Russia and Syrian military strategy appeared to target civilian infrastructure in order to force the displacement of populations, so that the Syrian army could “simply walk into an area and retake it without there being anyone left there,” Ms Wille said.
In March, the Independent International Commission of Inquiry on Syria published a report implicating Russia in unlawful attacks on civilian infrastructure, saying they likely amounted to war crimes, including that of forcible transfer.
The Commission of Inquiry was established in 2011 by the UN Human Rights Council, a body at which Russia failed to win a seat in 2016, partly due to outrage over the bombing of civilian areas in Syria.
On Tuesday, Russia won an uncontested seat on the council for the next three years.
“Had there been a competitive slate, perhaps Russia would have met with an unpleasant outcome,” said Ms Wille, noting that Saudi Arabia’s bid to win a place on the 47-seat body failed amid concerns over its own human rights record.
Since war broke out in 2011, fighting in Syria has killed over 400,000 people.
After losing control over much of the country early on in the war, President Assad has since regained the upper hand with Russian and Iranian support.

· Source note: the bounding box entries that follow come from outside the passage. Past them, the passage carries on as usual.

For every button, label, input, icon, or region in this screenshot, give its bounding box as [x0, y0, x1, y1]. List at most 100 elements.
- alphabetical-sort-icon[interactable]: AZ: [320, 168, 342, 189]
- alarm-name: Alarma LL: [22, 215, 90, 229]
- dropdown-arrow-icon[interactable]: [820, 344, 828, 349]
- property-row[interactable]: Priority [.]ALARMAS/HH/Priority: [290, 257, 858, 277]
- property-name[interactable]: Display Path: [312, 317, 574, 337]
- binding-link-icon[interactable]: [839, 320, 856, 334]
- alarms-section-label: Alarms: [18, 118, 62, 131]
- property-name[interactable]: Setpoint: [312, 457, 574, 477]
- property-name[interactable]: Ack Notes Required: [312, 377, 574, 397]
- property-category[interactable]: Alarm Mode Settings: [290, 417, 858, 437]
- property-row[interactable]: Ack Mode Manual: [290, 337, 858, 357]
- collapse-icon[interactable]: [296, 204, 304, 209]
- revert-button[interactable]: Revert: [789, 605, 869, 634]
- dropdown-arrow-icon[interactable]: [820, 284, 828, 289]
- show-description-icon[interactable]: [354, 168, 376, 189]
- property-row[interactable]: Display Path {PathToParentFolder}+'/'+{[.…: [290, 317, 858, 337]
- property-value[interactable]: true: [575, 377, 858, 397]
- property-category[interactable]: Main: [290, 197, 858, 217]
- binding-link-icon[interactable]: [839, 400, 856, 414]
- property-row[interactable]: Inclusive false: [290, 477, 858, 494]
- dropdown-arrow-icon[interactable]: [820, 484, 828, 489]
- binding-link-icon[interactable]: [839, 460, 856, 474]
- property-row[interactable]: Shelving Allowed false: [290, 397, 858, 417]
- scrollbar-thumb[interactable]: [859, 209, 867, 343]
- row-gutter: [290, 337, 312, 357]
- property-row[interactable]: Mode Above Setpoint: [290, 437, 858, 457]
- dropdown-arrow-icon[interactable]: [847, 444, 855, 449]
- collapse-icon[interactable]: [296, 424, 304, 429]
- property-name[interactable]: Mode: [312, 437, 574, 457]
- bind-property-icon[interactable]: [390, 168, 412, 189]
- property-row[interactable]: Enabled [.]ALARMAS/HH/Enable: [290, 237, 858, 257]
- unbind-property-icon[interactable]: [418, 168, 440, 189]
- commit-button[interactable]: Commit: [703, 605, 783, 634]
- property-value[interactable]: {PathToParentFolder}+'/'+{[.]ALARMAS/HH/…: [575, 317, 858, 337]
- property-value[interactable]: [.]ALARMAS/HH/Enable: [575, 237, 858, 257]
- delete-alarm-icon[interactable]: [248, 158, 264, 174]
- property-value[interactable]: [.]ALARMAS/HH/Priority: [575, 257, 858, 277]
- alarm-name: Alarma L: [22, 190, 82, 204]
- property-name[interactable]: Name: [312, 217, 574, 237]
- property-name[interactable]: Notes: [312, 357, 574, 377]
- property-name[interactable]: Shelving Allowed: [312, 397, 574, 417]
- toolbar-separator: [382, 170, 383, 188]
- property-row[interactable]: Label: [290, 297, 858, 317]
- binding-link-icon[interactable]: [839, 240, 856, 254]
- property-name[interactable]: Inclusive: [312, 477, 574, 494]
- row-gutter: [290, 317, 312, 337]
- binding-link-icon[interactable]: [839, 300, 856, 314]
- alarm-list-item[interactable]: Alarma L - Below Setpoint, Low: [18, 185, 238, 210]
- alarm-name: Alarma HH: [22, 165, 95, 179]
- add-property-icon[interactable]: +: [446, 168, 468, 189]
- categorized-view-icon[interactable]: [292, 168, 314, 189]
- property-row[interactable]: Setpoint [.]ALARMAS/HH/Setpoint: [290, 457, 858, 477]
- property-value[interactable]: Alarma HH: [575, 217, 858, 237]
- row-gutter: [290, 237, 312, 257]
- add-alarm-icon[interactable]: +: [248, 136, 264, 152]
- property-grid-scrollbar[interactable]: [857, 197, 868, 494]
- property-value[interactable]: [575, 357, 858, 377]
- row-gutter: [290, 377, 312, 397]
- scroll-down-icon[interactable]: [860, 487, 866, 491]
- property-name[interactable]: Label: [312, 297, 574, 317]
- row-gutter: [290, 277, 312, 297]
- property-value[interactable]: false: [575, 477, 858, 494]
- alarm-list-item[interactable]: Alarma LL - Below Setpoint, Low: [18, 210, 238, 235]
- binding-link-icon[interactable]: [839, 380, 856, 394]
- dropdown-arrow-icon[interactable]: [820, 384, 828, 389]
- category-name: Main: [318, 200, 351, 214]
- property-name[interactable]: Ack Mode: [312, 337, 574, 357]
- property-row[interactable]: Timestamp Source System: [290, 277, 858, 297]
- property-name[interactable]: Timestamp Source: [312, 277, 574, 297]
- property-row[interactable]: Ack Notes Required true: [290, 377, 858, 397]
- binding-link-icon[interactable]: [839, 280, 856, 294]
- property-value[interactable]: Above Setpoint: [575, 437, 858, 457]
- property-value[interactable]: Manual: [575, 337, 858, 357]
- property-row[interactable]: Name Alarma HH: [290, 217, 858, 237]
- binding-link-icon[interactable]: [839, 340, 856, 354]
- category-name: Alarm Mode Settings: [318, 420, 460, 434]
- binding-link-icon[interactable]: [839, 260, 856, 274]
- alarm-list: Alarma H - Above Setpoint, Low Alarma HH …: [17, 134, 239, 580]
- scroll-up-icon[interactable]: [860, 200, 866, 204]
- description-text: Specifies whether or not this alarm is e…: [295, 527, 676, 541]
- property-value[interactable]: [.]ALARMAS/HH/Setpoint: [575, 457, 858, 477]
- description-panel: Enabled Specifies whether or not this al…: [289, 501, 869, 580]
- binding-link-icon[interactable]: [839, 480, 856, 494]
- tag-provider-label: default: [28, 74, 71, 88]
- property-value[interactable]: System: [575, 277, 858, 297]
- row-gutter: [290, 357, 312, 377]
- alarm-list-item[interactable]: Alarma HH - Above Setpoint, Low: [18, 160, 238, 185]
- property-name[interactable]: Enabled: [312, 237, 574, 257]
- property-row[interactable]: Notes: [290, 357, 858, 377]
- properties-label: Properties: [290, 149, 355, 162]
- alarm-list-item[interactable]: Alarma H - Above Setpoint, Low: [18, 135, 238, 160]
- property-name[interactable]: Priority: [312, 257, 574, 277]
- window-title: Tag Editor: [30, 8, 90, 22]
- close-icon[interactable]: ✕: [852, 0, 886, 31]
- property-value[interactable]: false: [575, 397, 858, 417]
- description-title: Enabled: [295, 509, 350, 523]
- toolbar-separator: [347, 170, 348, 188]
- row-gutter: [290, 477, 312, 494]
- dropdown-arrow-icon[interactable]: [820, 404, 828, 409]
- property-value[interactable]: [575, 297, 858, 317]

Idlib is the last major rebel bastion and is now home to some three million people, many of whom were displaced by fighting elsewhere in the country.
The UN estimates that nearly 1.4 million people were displaced during the Idlib offensive and that over 300 towns and villages were depopulated as a result of attacks by Russian and Syrian government forces.
Since March the ceasefire has mostly held, though Mr Assad has vowed to recapture the whole country.